Onde se situa a meia idade em tudo isto? Talvez entre um olhar voltado para juventude, frequentemente atônita, procurando às vezes seu objeto na droga, clamando aos quatro ventos pela eficácia da operação paterna e, por outro lado, com o outro olho mirando uma velhice que sabe ser, como diz Freud, “absurdo o desejo de prolongar a vida excessivamente e que a vitória final pertence ao Verme Conquistador”.(entrevista de 1927).
Penso eu, situa-se a meia idade entre o instante de ver que tudo o que vive perece e o tempo de concluir, como Freud, que o homem não constituiria uma exceção.

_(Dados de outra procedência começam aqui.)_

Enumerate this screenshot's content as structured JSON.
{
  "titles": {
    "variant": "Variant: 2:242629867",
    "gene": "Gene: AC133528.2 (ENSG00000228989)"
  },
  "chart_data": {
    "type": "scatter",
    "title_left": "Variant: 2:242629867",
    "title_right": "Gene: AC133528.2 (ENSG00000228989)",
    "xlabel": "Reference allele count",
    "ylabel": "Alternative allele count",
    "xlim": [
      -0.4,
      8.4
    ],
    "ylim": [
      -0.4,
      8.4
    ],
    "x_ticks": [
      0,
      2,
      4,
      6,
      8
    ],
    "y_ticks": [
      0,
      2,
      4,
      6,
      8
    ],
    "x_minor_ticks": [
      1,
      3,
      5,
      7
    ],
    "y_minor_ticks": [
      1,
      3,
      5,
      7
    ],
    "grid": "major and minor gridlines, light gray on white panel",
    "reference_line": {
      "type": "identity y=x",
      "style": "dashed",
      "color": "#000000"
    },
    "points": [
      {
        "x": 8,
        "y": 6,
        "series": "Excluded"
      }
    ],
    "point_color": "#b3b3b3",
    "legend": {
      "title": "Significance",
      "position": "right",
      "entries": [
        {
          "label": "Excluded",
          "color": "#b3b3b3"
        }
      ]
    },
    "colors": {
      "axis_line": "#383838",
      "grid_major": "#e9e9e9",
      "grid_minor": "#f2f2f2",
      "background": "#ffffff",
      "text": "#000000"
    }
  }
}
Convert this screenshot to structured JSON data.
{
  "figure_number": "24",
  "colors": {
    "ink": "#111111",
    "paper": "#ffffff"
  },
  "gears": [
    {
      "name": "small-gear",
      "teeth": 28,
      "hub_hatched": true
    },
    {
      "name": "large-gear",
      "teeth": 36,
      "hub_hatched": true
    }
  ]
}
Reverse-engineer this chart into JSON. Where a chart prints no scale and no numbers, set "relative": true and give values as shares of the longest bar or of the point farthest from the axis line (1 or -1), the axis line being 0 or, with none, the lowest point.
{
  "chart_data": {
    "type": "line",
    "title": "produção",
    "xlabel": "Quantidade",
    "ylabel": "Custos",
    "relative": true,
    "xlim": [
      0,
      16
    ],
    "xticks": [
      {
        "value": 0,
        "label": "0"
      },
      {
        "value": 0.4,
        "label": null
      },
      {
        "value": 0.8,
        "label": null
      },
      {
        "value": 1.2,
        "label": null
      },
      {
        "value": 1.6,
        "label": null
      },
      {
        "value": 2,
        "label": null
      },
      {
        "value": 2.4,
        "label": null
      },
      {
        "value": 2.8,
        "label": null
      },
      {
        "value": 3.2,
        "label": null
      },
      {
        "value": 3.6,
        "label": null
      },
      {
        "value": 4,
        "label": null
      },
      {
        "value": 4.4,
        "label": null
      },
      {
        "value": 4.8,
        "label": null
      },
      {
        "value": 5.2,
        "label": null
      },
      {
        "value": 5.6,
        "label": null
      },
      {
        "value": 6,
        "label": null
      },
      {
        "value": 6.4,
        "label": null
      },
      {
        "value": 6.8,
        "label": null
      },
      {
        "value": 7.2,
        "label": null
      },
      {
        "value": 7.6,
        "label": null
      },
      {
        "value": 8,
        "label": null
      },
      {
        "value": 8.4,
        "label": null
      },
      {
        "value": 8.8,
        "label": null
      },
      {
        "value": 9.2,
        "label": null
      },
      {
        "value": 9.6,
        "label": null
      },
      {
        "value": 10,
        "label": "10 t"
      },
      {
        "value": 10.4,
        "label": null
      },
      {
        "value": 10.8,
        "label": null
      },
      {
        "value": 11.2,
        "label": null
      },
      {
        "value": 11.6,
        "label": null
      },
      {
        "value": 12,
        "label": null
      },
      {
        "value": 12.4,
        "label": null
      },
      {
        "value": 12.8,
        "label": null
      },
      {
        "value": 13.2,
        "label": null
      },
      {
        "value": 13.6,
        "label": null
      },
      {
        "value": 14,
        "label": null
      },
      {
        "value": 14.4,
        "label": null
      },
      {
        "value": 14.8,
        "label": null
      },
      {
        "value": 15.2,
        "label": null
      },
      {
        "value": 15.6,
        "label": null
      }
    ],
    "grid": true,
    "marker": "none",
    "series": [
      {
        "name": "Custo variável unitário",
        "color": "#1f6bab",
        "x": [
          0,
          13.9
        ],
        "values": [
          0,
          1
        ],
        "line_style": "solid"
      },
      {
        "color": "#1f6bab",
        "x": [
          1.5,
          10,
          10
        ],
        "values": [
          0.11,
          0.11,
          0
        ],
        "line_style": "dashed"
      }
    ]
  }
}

Resulta assim, na possibilidade de um momento de compreensão da qual nos fala o poeta. É por onde encerro:
Pode-se compreender de novo
que esteve tudo certo o tempo todo,
e dizer sem soberba ou horror:
é em sexo, morte e Deus,
que penso invariavelmente, todo dia.
(O modo poético Adélia Prado)
Cyro Marcos da Silva é ex-Promotor de Justiça, ex-Professor de Processo Civil, Juiz de Direito aposentado do TJRJ e Psicanalista. Publica regularmente no Empório do Direito nas quintas-feira.